The Arctic char is found throughout the Arctic region. In the Norwegian Arctic, i.e. Svalbard, Bjørnøya and Jan Mayen, it is the only freshwater fish. The char stocks are managed on the basis of regulations adopted in 1997. Fishing within the nature reserves has been prohibited since 1997, and anyone wishing to fish must first obtain a licence from the Governor’s office.
Arctic char in 55 water courses in Svalbard
Two types of Arctic char
There are two types of char, anadromous or sea-run char, and landlocked char that live permanently in fresh water. In Europe, natural stocks of anadromous char are only found in the three northernmost counties of Norway, on Iceland and on islands in the Barents Sea, especially Spitsbergen and Novaya Zemlya.
Anadromous char in 25 water courses
Anadromous char have been found in 25 watercourses in Svalbard. The two types of char are descended from the same ancestors, but it is uncertain which factors determine the life history and strategy of the various populations.
Obviously, for anadromous char to be present they must be able to migrate between salt water and fresh water. The most important factor in triggering a migratory life history appears to be the availability of food. Nutritionally, it is very advantageous for the fish to leave fresh water for the sea, where they can gain weight and grow faster. In certain watercourses, both landlocked and migratory char are found, but they may also live in separate watercourses.
Fishing can threaten the stock
A certain amount of char is fished in Svalbard, mainly in fresh water. Most fish are caught in gill nets, and watercourses containing anadromous char are most attractive.
Earlier overfishing with gill nets in some localities resulted in a steep decline in local stocks, because the large spawning fish were caught. Some char are also caught using gill nets in the sea, and there is some fishing with fishing rods, as well as ice fishing.
The char stocks are now managed on the basis of regulations adopted in 1997. Fishing within the nature reserves has been prohibited since 1997, and anyone wishing to fish must first obtain a licence from the Governor’s office.
Regulation on mesh sizes
To prevent excessive catches of large sexually mature char, the minimum mesh size for gill nets in watercourses containing char was increased to 52 mm in 1997. Before this, the minimum mesh size was 40 mm, but this appears to have resulted in overfishing of char measuring about 35-40 cm (400-1000 g). This resulted in a large proportion of the spawning population of landlocked char being removed from some watercourses in Svalbard.
The Governor manages the fishery
Today, a small number of Svalbard residents are issued with fishing licences each year. There is growing interest in ice fishing, but very few people use fishing rods. The Governor‘s office manages the fishery, and all fishermen are required to report their catches.

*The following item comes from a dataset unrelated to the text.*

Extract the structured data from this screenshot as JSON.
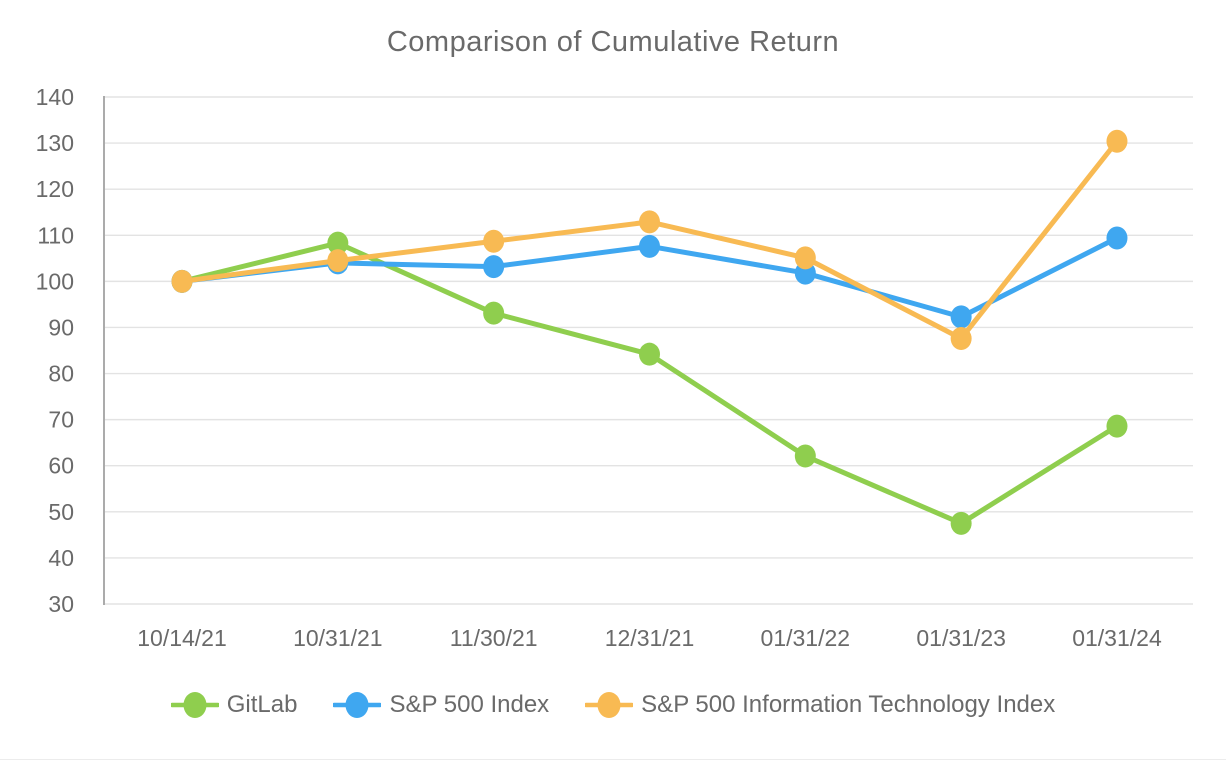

Sound management of Arctic char in the Norwegian Arctic requires better knowledge of the populations in the various watercourses. We know too little about the species’ biology, both in fresh water and in the sea. Arctic char is an important reference species; in other words, studies carried out in Svalbard are very valuable for comparison with similar studies carried out elsewhere. Because of this, applications to farm char in Longyearbyen have been refused. Strict guidelines will be issued for fishing and biological studies of char on the archipelago.
Indicators have been developed in order to monitor the state of the Arctic char in Svalbard, they will be published on the website MOSJ in 2016.